Zimmerman and colleagues in Brazil studied the persistence of cognitive damage in mice with documented cerebral malaria after cure of the acute parasitic disease with chloroquine, an antimalarial drug therapy by administering a battery of behavioral tests to these mice determined postdoctoral researcher Patricia Rice that in in memory performance was still present 30 days after initial infection with malaria Cognitive deficits that persist for years after the episode of cerebral malaria in 11 % to 28 % of children reported to survive the infection what to choose . Has been used both desferoxamine and N-acetylcysteine, in order diseases in humans and diseases in humans and their side effects are known. The study authors suggest that these antioxidant drugs should be studied as additive therapy for malaria drugs in clinical trials their potential its potential to reduce or prevent cognitive damage after cerebral malaria. ‘Our findings are exciting because the clinical effects limited limited to cerebral malaria,’says Zimmerman. ‘Oxidative stress is considered be an important mechanism in brain injury in other types of severe infection and in chronic non-infectious diseases such as neurodegenerative diseases. Antioxidant treatment may be a successful therapeutic strategy for controlling long-lasting neurological consequences in these conditions, as well. Neurobiologists new study comes from a long-term collaboration between Zimmerman and Dr. Hugo Castro – Faria – Neto and his group at the Oswaldo Cruz Foundation, a large Brazilian Institute for the Study, Prevention and Treatment of Infectious Diseases The Brazilian research team also included. Neurobiologist Jo? O Quevedo and staff at the University Extremo Sul Catarinense in Santa Catarina, Brazil.

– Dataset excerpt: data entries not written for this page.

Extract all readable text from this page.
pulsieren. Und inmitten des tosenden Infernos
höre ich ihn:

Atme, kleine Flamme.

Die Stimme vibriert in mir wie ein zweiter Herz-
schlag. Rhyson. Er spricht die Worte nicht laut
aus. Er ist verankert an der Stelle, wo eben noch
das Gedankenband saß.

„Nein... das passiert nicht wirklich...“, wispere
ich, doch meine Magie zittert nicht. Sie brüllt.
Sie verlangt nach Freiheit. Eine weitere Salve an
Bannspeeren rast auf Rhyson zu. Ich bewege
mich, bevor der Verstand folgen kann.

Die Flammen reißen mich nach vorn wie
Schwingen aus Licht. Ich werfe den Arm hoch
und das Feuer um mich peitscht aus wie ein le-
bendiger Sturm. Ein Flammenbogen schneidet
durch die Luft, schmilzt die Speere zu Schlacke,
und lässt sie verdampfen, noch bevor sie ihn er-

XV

– Supportive study shows separation of placebo at 5 and 10 mg cans. Drug-drug interaction proof of concept trial statistical significance all doses tested.

As announced tabling Lu AA21004 The expanded in 2012. The expanded Phase III the program of Lu AA21004 based on clinical information were obtained yet. The available evidence indicates encouraging results for the potential efficacy and safety of Lu AA21004:.